1. Re:Largest non-hurricane related power outage ever by jrmcferren · 2012-06-30 06:19 · Score: 5, Informative
  
  The automatic transfer switch(es) would be the first component I would check even without knowing anything. In order to maintain the UL listing on the transfer switch, it must be tested monthly. The idea is, if it is tested monthly, everything is operated and is less likely to seize and fail than if the device is not tested. Modern systems can be designed that the generators can start BEFORE the transfer switch operates when in test mode to reduce the impact of the test (miliseconds without power versus 30 seconds or so).
  
  --
  sudo mod me up
Re:Millions of dollars spent for nothing. by hawguy · 2012-06-30 06:10 · Score: 5, Informative

So this is the second time this month Amazons cloud has gone down, there should be serious questions being asked of the sustainability of this service given the extremely poor uptime record and extremely large customer base.
They would have spent millions of dollars installing diesel or gas generators and/or battery banks and who knows how much money maintaining and testing it, but when it comes time to actually use it in an emergency, the entire system fails.

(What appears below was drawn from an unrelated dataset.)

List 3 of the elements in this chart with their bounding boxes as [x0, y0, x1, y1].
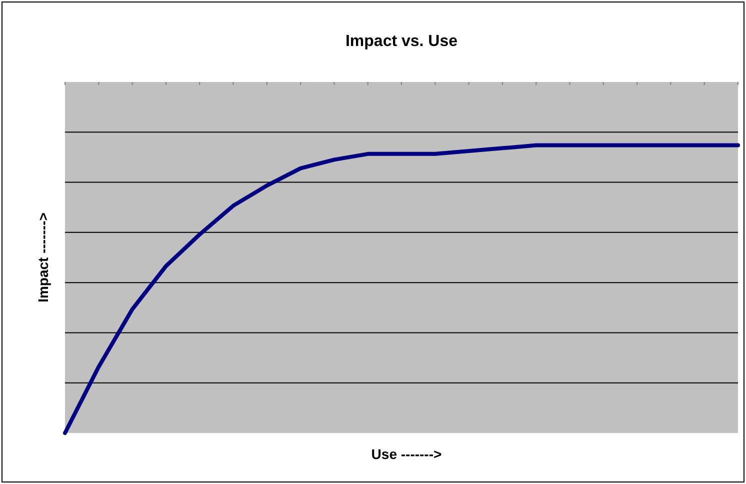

You would think having redundant power would be a fundamental crucial thing to get right in owning and operating a data centre, yet Amazon seems unable to handle this relatively easy task.
Well, the entire system didn't fail, my servers in us-east-1a weren't affected at all.

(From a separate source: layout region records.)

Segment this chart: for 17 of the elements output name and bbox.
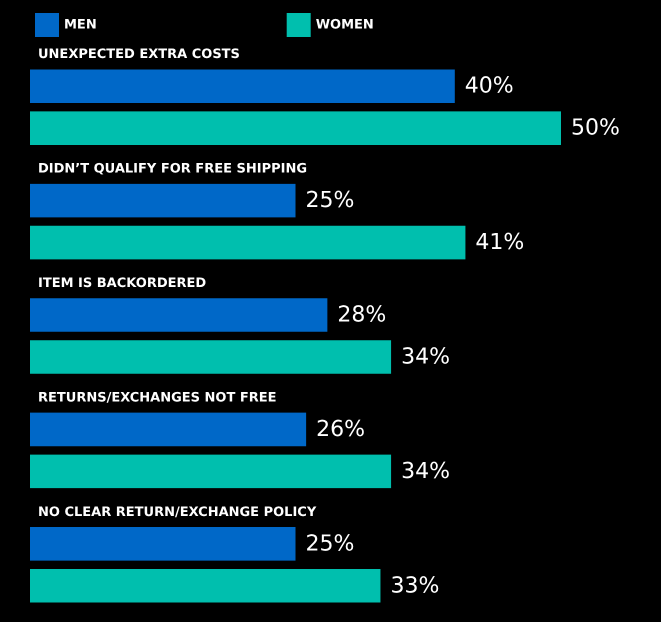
legend-label: MEN bbox=[64, 18, 97, 32]
data-label: 41% bbox=[475, 230, 524, 256]
data-label: 34% bbox=[401, 458, 450, 484]
data-label: 33% bbox=[390, 573, 440, 598]
data-label: 28% bbox=[337, 302, 386, 328]
y-tick-label: UNEXPECTED EXTRA COSTS bbox=[38, 47, 240, 62]
data-label: 26% bbox=[316, 416, 366, 442]
y-tick-label: RETURNS/EXCHANGES NOT FREE bbox=[38, 390, 277, 406]
data-label: 25% bbox=[306, 531, 354, 556]
data-label: 34% bbox=[401, 344, 450, 370]
data-label: 25% bbox=[306, 188, 354, 214]
data-label: 50% bbox=[571, 116, 620, 141]
y-tick-label: NO CLEAR RETURN/EXCHANGE POLICY bbox=[38, 504, 317, 520]
legend-label: WOMEN bbox=[316, 18, 374, 32]
y-tick-label: ITEM IS BACKORDERED bbox=[38, 276, 206, 291]
y-tick-label: DIDN’T QUALIFY FOR FREE SHIPPING bbox=[38, 162, 308, 177]
data-label: 40% bbox=[464, 74, 514, 99]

Hardware fails, even well tested hardware... especially in extreme conditions - don't forget that this storm has left millions of people without power, killed at least 10, and caused 3 states to declare an emergency. Amazon may have priority maintenance contracts with their generator and UPS system vendors and fuel delivery contracts, but when a storm like this hits, they vendors are busy keeping government and medical customers online. Rather than spend millions more dollars building redundancy for their redundancy (which adds complexity that can cause a failure itself), Amazon isolates datacenters into availability zones, and has geographically disperse datacenters.
Customers are free to take advantage of availability zones and regions if they want to (which costs more money), but if they chose not to, they shouldn't blame Amazon.
Re:Millions of dollars spent for nothing. by dbrueck · 2012-06-30 07:09 · Score: 5, Informative

Sorry, but "Amazon's cloud has gone down" is wildly incorrect. From the sounds of it, *one* of their many data centers went down. We run tons of stuff on AWS and some of our servers were affected but most were not. Most important of all is that we had *zero* service interruption because we deployed our service according to their published best practices, so our traffic was automatically handled in different zones/regions.
Having managed our own infrastructure in the past, it's these sort of outages at AWS that make us grateful we switched and that continue to convince us it was a good move. It might not be for everybody, but for us it's been a huge win. When we started getting alarms that some of our servers weren't responding, it was so cool to see that the overall service continued on its merry way. I didn't even bother staying up late to babysit things - checked it before bed and checked it again this morning.
Firing up a VM on EC2 (or any other provider) != architecting for the cloud.